Взяв машину, Павел вместе с курьером отправился в подмосковные Озеры, где находилась наркомовская дача. Выглядел Ежов странно, показалось, что документ подписывает либо больной, либо всю ночь напролет пьянствовавший человек. Скорее второе — от недомерка на метр несло перегаром. Нарком безразлично завизировал бумагу, не задав ни одного вопроса и никак не высказав отношения к делу.
— Разрешите идти? — сунул подписанную бумагу в папку Судоплатов.

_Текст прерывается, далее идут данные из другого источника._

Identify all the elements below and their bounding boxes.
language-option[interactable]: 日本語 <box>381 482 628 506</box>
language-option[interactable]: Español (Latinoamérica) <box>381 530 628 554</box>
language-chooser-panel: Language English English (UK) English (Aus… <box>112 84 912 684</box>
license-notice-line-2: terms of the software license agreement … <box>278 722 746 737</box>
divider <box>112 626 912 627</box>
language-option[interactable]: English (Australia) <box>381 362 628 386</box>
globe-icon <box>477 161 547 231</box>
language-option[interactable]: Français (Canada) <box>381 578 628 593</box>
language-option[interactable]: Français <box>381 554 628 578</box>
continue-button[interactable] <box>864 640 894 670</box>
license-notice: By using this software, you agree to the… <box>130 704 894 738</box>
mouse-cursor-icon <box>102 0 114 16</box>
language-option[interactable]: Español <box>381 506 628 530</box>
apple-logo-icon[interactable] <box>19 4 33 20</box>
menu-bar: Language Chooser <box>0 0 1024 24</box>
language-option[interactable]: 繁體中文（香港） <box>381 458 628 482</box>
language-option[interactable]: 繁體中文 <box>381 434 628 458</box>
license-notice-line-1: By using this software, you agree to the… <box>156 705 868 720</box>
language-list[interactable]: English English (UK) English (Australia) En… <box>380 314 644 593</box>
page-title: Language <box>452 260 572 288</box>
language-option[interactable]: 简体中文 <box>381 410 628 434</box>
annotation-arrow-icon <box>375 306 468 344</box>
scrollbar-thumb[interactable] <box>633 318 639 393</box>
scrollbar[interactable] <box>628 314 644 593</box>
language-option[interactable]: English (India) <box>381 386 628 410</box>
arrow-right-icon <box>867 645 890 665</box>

Ежов молча махнул рукой и пошаркал в другую комнату.
Павел тут же отправился в Кремль, чтобы передать документ в секретариат правительства, а оттуда в Гохран в сопровождении двух ревизоров, один из которых, Берензон, был главным бухгалтером ВЧК-НКВД ещё с 1918 года. До революции он занимал аналогичную должность в Российской страховой компании, помещение которой занял Дзержинский.
Комиссия работала в Гохране в течение двух недель, проверяя всю имевшуюся там документацию. Никаких следов недостачи обнаружено не было. Ни золото, ни драгоценности в 1936–1938 годах для оперативных целей резидентами НКВД в Испании и во Франции не использовались. Именно тогда Судоплатов узнал, что документ о передаче золота подписали премьер-министр Испанской республики Франциско Ларго Кабальеро и заместитель народного комиссара по иностранным делам Крестинский, расстрелянный позже как враг народа вместе с Бухариным после показательного процесса в 1938 году. Золото вывезли из Испании на советском грузовом судне, доставившем сокровища из Картахены, испанской военно-морской базы, в Одессу, а затем поместили в подвалы Госбанка. В то время его общая стоимость оценивалась в 518 миллионов долларов. Другие ценности, предназначавшиеся для оперативных нужд испанского правительства республиканцев с целью финансирования тайных операций, были нелегально вывезены из Испании во Францию, а оттуда доставлены в Москву — в качестве дипломатического груза.